When she informed hospital staff about the injection that caused her to lose consciousness, the hospital conducted a lineup of male employees, and the victim identified Cheng as the man who injected her, according to the suit.

The hospital did not inform police about the incident or make any notes about the lineup, according to the complaint.

The suit also says that the hospital did not collect any forensic evidence, including robe or bedsheets, did not test the plaintiff's blood to determine what she was injected with, or offer her sufficient and timely support services.

Cheng was not fired or suspended after the incident or being picked out of lineup.

"Unbelievably, on June 22, 2021 -- after the hospital conducted the lineup and knew that Dr. Cheng had sexually assaulted the plaintiff -- records indicate that he provided medical treatment and care to her while she was under sedation during surgery," according to a statement by Slater Slater Shulman LLP, the law firm representing the victim.
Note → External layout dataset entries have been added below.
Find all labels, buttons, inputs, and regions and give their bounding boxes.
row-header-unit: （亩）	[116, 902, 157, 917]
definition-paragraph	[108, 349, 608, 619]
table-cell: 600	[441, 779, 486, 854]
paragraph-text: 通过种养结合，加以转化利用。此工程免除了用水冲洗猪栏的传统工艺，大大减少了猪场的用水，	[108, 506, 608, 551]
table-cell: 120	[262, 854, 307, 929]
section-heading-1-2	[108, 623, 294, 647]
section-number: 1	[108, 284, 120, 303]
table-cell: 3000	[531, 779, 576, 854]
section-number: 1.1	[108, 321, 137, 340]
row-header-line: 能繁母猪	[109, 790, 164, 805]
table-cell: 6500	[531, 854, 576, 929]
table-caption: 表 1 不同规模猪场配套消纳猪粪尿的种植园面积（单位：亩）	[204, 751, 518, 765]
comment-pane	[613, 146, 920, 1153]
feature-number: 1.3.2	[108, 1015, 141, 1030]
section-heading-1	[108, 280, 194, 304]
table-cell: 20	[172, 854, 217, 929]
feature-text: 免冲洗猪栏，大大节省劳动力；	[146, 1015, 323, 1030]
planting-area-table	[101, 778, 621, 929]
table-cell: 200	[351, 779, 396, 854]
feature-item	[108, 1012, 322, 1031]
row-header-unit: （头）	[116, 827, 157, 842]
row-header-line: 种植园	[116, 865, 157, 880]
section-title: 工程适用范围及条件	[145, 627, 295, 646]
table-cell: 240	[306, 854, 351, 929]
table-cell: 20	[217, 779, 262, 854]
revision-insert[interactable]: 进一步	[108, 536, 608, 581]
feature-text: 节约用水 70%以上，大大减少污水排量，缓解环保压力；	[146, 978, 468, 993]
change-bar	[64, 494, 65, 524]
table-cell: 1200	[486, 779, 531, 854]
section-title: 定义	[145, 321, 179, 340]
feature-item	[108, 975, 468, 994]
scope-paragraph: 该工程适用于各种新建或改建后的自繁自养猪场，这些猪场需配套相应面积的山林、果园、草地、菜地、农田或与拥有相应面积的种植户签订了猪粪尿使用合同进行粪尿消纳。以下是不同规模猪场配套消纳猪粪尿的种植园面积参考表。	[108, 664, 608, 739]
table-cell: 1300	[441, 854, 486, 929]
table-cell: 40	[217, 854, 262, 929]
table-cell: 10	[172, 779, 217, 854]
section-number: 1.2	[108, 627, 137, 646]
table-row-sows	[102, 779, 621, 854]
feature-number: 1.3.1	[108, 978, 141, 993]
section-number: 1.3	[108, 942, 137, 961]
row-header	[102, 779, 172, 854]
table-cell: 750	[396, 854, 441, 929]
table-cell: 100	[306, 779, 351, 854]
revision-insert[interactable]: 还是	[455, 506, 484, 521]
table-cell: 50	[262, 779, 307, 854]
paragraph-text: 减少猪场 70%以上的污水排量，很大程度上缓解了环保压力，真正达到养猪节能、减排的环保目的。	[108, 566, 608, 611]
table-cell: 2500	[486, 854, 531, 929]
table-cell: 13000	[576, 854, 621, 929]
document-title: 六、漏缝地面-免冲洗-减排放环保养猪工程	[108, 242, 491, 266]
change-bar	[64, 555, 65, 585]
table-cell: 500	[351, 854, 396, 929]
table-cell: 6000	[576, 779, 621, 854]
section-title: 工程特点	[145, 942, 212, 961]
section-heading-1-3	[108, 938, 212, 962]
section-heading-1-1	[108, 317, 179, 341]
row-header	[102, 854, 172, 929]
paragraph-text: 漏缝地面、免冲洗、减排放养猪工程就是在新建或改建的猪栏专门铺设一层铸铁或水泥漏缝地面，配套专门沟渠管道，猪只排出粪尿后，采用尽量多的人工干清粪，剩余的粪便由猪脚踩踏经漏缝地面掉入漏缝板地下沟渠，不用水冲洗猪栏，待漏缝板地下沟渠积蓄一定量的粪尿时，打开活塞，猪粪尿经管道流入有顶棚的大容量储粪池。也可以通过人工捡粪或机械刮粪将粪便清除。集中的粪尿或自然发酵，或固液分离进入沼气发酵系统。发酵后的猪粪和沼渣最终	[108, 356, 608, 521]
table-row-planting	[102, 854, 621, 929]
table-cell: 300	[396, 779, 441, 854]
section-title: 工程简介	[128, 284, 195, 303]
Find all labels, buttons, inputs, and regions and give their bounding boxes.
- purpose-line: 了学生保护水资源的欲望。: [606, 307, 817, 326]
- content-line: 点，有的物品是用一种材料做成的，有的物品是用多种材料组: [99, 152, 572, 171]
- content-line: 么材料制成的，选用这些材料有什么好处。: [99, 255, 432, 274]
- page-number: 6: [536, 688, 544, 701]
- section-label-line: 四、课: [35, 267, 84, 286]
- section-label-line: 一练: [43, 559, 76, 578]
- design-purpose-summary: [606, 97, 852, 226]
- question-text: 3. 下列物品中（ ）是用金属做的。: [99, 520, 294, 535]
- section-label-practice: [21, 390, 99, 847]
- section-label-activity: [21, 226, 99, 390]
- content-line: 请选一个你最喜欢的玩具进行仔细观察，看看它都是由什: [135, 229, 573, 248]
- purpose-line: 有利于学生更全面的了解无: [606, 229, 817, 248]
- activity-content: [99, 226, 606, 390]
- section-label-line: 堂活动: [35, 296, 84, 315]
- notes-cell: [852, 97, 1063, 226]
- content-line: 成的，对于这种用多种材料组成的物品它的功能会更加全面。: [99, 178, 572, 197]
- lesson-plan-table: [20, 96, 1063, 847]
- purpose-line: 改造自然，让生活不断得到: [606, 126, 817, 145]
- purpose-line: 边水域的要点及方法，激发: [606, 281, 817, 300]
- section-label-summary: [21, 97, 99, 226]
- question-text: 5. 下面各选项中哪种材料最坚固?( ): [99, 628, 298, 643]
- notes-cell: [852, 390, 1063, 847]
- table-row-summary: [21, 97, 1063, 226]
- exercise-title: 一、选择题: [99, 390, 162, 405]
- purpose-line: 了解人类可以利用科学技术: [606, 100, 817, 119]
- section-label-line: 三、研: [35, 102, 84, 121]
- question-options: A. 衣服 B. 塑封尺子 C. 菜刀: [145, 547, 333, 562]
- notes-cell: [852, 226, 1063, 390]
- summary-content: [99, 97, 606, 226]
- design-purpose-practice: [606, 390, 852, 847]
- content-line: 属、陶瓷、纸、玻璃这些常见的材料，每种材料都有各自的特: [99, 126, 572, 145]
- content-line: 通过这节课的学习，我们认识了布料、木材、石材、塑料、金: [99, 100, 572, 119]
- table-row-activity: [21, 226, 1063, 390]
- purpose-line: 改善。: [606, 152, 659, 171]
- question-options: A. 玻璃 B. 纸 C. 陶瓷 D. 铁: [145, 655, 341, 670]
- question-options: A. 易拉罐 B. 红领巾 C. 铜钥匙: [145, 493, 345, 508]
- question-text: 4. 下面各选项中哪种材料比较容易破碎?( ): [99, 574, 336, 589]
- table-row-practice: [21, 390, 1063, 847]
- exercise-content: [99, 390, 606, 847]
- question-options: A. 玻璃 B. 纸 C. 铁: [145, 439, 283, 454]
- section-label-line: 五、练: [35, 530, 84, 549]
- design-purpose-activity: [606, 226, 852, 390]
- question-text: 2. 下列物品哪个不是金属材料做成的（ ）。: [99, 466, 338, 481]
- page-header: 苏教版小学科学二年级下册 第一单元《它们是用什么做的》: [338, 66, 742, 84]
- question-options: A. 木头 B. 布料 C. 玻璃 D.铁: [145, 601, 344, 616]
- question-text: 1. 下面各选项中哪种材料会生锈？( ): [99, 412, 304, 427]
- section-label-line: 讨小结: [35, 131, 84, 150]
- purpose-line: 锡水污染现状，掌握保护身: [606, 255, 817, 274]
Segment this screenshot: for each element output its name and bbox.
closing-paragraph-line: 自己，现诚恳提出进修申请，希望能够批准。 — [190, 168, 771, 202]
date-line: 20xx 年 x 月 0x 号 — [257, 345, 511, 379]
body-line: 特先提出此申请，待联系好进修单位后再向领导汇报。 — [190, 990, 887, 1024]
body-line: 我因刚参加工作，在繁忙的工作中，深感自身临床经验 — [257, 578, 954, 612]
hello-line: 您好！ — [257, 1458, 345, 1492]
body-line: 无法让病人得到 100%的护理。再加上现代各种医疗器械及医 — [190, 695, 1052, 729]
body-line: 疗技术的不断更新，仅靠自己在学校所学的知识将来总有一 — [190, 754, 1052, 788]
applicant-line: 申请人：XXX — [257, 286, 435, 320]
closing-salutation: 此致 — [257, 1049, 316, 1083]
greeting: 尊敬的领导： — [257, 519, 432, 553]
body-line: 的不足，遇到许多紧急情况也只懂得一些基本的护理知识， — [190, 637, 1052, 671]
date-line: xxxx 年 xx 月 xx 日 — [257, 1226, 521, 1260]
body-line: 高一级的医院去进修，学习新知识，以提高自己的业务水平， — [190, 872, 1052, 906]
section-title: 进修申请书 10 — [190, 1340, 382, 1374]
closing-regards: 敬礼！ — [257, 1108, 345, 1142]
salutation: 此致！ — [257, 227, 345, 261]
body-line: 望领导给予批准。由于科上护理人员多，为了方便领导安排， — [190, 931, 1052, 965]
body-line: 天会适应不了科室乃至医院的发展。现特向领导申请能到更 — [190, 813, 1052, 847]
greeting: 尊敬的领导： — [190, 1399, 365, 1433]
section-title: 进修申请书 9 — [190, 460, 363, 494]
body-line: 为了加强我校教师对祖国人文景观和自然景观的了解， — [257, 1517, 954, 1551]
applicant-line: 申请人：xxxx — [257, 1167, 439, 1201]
When asked whether New York-Presbyterian had received any complaints about Cheng prior to prosecutors making the allegations known in December 2022, Angela Smith Karafazli, a senior media director for the hospital system, told CNN they had nothing additional to share.

The hospital system has a years-long pattern of "ignoring specific activity by doctors and in some cases, actual complaints from patients," Adam Slater, founding and managing partner for the law firm, told CNN. Slater said his firm has brought previous suits against New York-Presbyterian for ignoring complaints about its doctors assaulting patients.

One of those doctors was Robert Hadden, a former Columbia University gynecologist who was sentenced in July to 20 years in prison for sexually assaulting his patients. Slater said he hopes to see the hospital system implement mandatory law enforcement reporting for patients complaining about any type of abuse.

New York-Presbyterian said it has reviewed its patient safety practices and implemented additional training for its staff.